Aimer les animaux et les manger : le paradoxe de la viande… et du fromage !

Le paradoxe de la viande1, c’est ainsi que l’on nomme la tension inconfortable qui résulte de l’opposition entre le fait de considérer moralement les animaux, ne pas vouloir les faire souffrir… et le désir de manger de la chair animale. C’est un phénomène étudié par les chercheurs et chercheuses en psychologie, qui dégagent plusieurs pistes que je trouve intéressantes.

Par exemple, pour réduire cet inconfort, on peut adopter diverses stratégies comportementales. Comme manger moins de viande, voire en stopper la consommation, ou bien d’en consommer, encore mais différemment (en choisissant de la viande bio, de la viande issues d’élevages locaux etc).

Une autre façon de réduire cet inconfort, c’est de changer de croyances pour pouvoir continuer à sereinement consommer de la viande : par exemple en dissociant la viande de l’animal mort, en occultant les informations les plus perturbantes sur la réalité de l’exploitation animale, ou bien encore en niant ou minimisant l’aptitude des animaux a souffrir, leur sentience2

Ce que font aussi beaucoup de personnes qui sont plus ou moins consciemment inconfortables dans leur choix de manger de la viande, c’est de rationaliser ce choix. A ce sujet, les chercheurs ont dégagé ce qu’ils ont nommé les « 4N » : il s’agit de justifier son comportement en se convainquant que c’est naturel, normal, nécessaire et « nice » (agréable) de manger de la viande.

Sauf que…

  • Sur l’aspect « nécessaire » : c’est acté de longue date, la consommation de viande ou poisson n’est absolument pas nécessaire pour être en bonne santé. D’ailleurs aucun aliment n’est indispensable, seuls les nutriments le sont.
  • Sur l’aspect « normal » : nous vivons effectivement dans une société où la norme, c’est de consommer de la viande. Mais la normalité d’une pratique ne signifie pas qu’elle soit juste ou souhaitable. Par exemple, c’est normal pour une femme d’être payée moins qu’un homme à travail équivalent.3 On peut cependant difficilement défendre que cette inégalité, aussi normale soit-elle, est juste ou souhaitable.
  • Sur l’aspect « naturel » : au delà de la difficulté à évaluer ce qui est « naturel » et ce qui ne l’est pas (ce concept étant particulièrement flou4), la naturalité d’une pratique ne signifie pas non plus qu’elle soit juste ou souhaitable.
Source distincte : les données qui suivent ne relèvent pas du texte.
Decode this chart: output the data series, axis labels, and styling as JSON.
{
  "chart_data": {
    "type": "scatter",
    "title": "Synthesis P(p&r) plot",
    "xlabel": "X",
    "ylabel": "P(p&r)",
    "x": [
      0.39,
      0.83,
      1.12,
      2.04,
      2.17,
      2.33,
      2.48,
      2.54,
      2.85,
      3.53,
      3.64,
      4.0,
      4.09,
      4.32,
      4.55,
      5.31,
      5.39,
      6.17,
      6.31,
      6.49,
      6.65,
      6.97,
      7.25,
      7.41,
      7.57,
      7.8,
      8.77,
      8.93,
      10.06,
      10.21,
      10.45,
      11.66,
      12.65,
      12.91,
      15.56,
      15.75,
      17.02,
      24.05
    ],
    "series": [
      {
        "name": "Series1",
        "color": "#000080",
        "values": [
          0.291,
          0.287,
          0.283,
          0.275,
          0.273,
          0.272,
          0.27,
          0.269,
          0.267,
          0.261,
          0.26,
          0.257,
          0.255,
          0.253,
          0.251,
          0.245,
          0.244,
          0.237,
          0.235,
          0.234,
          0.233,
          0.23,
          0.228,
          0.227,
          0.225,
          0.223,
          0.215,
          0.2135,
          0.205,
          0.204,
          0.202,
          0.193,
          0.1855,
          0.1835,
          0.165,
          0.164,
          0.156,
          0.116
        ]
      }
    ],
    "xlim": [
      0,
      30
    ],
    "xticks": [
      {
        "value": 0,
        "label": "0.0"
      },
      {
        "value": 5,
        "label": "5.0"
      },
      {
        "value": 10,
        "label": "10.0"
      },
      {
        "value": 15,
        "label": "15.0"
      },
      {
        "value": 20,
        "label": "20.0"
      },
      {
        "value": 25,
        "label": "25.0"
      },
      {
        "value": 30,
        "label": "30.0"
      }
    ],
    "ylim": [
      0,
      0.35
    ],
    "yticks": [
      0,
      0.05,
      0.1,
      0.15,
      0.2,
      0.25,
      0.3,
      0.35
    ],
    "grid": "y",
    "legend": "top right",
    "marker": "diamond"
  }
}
Par exemple, les infanticides sont des comportements « naturels ». Là encore, on peut cependant difficilement défendre que les infanticides, aussi naturels soient-il, sont justes ou souhaitables.
  • Sur l’aspect « agréable » / « nice » : le plaisir gustatif qui résulte de la consommation de viande, bien que très subjectif, est indéniable. Mais le plaisir que l’on retire d’une action ne signifie pas qu’elle soit juste ou souhaitable. Par exemple, on ne peut pas défendre que le viol est un comportement acceptable au prétexte qu’il procure des sensations agréables à celui qui le commet…

Bref, c’est passionnant de décortiquer les différents aspects de ce « paradoxe de la viande » et des stratégies mises en place pour le résoudre. A ce sujet, je vous renvoie d’ailleurs vers la conférence du chercheur Nicolas Treich donnée l’an dernier au Rasoir d’Oc5.
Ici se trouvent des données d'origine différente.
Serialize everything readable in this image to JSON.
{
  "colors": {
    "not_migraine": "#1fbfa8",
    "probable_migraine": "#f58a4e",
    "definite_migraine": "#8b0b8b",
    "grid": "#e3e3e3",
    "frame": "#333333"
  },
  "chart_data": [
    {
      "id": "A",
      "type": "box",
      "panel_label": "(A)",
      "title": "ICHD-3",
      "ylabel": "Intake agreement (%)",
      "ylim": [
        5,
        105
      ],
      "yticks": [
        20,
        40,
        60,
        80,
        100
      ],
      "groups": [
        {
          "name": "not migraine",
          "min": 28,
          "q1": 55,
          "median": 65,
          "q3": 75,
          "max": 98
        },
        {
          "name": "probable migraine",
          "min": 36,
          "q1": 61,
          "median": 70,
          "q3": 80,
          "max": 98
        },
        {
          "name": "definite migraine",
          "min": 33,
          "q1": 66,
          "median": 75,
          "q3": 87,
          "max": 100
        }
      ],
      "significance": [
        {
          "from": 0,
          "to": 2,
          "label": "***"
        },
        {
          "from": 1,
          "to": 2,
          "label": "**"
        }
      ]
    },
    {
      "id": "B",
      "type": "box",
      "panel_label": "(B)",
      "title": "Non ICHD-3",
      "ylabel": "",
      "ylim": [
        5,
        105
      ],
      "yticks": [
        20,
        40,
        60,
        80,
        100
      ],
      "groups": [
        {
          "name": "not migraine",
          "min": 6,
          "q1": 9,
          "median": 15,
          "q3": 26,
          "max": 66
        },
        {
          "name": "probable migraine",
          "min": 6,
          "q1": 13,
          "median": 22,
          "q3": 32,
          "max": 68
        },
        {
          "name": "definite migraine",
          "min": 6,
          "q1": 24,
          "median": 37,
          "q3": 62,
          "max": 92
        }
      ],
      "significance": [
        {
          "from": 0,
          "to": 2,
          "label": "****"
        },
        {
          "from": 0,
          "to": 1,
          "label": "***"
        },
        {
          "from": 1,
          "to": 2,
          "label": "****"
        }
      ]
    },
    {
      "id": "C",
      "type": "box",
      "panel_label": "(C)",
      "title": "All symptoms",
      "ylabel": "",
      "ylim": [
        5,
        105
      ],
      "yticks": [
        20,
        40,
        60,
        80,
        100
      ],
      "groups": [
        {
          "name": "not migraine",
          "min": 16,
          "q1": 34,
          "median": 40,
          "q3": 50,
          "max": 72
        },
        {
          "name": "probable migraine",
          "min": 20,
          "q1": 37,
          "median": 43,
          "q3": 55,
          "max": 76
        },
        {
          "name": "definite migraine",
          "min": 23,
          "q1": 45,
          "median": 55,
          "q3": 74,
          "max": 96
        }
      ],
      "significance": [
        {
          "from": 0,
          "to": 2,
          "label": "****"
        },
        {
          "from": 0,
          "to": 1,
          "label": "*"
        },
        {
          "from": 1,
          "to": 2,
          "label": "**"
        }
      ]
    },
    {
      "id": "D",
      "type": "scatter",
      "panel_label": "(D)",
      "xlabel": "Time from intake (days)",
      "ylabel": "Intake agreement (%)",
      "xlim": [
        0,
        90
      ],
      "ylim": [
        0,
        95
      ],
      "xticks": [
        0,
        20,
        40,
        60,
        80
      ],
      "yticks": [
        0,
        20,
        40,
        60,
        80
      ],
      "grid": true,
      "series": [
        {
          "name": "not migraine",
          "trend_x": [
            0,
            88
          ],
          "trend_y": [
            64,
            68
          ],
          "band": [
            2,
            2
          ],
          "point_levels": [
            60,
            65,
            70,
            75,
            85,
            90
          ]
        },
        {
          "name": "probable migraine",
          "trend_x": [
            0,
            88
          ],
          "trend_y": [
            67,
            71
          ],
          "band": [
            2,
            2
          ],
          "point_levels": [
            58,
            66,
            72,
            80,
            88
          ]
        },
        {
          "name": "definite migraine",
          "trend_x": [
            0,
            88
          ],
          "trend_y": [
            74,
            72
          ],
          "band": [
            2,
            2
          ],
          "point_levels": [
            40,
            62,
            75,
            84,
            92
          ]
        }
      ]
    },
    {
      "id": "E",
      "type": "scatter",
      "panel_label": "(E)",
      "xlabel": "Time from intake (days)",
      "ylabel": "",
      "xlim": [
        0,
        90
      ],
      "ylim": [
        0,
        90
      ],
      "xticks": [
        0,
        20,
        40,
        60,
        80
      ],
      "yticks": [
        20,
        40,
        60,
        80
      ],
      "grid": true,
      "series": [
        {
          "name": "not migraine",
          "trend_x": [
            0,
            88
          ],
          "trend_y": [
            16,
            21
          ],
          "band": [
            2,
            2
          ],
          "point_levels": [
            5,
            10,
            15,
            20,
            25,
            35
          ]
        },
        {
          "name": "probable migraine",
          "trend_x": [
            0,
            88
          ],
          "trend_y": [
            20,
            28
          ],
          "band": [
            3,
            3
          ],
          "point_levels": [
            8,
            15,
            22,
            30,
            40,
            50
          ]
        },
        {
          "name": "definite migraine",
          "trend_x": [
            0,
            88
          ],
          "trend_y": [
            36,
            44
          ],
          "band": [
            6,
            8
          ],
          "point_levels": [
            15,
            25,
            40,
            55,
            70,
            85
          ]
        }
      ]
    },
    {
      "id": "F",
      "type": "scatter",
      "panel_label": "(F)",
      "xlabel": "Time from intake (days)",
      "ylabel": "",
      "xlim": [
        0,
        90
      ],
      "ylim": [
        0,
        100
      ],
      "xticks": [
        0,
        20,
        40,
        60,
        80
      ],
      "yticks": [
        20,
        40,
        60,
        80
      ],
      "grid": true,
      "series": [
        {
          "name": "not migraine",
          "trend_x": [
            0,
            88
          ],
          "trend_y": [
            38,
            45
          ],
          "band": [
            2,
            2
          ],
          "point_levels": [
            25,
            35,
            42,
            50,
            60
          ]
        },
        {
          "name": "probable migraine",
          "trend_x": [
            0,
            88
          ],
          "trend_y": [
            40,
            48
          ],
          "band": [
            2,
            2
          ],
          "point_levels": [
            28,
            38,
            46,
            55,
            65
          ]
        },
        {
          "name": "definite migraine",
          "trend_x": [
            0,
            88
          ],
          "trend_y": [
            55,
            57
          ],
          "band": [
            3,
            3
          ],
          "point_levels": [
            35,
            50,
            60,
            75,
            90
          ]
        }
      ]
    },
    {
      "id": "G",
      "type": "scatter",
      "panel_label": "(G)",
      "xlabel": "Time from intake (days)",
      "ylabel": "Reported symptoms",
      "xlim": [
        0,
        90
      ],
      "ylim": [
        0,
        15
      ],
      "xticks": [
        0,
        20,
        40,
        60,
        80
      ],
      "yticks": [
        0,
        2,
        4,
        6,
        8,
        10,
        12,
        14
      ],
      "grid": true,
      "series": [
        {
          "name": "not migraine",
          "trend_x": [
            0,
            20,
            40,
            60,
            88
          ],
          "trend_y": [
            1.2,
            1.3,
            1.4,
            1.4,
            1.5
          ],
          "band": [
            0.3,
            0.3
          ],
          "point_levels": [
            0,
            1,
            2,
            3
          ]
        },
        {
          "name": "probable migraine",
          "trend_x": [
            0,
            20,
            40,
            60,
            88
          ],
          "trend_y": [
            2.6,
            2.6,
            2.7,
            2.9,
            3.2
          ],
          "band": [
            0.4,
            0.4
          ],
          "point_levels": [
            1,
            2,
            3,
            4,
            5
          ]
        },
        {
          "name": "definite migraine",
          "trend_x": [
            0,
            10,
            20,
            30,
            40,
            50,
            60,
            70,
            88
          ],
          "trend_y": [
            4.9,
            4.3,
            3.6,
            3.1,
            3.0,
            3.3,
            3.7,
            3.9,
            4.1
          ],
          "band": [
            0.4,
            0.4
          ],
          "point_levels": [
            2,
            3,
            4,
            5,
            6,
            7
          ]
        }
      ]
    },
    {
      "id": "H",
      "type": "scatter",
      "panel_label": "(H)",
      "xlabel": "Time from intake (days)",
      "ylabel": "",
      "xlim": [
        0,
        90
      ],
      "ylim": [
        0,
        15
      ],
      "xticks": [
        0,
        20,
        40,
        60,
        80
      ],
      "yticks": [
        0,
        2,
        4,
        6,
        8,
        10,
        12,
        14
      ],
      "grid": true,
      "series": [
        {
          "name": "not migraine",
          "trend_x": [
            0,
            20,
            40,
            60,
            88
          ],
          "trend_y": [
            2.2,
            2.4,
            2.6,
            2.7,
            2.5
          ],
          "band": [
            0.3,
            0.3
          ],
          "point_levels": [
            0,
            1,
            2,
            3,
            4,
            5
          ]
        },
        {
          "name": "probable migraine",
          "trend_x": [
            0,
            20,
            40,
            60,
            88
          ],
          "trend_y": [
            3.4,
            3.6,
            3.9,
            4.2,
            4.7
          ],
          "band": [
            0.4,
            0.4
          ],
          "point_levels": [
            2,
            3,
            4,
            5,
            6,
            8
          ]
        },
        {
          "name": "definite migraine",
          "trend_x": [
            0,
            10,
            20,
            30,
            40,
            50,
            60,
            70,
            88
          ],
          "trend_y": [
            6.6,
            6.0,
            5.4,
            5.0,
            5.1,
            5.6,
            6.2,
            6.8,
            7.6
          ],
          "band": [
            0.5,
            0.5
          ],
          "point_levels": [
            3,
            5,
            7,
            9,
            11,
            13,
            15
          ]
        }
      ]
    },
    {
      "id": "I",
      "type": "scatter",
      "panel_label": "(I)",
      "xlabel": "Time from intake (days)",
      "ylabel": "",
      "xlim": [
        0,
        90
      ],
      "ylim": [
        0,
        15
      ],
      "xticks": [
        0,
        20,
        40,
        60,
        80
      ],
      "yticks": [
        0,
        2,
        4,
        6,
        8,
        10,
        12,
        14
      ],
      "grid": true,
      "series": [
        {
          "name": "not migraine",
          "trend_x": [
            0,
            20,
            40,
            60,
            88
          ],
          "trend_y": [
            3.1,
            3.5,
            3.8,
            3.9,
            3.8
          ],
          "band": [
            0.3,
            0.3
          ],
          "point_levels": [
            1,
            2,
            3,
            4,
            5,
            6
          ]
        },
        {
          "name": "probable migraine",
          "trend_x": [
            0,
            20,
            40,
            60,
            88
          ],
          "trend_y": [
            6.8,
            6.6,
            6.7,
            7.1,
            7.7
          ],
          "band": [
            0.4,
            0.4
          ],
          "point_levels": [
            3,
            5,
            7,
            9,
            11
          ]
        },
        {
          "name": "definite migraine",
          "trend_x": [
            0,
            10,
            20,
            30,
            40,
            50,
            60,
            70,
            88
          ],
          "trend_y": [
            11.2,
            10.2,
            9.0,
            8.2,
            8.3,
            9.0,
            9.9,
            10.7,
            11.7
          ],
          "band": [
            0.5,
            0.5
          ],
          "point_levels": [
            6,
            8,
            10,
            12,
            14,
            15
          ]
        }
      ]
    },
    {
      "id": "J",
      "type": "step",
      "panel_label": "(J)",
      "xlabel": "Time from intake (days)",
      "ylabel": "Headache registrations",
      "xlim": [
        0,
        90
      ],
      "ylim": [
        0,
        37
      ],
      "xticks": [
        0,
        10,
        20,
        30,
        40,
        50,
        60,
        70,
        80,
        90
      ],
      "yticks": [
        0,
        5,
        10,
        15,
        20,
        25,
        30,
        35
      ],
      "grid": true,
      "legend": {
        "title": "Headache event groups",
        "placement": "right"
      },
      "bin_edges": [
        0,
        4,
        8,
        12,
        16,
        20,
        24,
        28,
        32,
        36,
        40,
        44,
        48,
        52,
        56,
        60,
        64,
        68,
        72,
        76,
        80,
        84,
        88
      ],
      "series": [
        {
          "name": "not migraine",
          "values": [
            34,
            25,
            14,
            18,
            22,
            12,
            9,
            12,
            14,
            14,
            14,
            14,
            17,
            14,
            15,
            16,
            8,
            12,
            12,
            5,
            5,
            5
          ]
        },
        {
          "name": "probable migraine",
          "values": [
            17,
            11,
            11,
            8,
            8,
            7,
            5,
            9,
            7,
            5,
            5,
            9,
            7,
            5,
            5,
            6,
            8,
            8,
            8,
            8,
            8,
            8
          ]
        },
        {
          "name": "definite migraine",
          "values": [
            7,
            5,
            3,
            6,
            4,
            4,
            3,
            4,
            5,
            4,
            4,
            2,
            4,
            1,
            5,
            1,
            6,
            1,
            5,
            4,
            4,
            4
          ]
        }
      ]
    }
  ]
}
Bon, maintenant que l’on a fait un petit tour d’horizon du paradoxe de la viande, je voulais vous parler d’une nouveauté qui s’inscrit dans la continuité de ces recherches. En effet, une étude toute récente vient d’être publiée sur… le paradoxe du fromage.6

Les chercheurs ont voulu étudier comment les personnes végétariennes, qui ne consomment donc plus de chair animale, justifient leur consommation d’autres produits d’origine animale (fromage et œufs notamment). C’est une approche assez nouvelle, car la plupart des études qui portent sur les motivations des personnes végétariennes portent sur leurs motivations à exclure la viande, pas sur leur motivation à inclure le fromage et les œufs.

Et c’est particulièrement pertinent de l’aborder sous cet angle, car il y a là aussi un paradoxe, en faisant cohabiter d’une part le choix de ne plus consommer de viande et de poisson (le plus souvent par éthique animale ou pour des considérations environnementales), et d’autre part le choix de continuer à consommer d’autres produits d’origine animale (également issus de l’exploitation et la mort d’animaux et à l’impact environnemental presque aussi négatif).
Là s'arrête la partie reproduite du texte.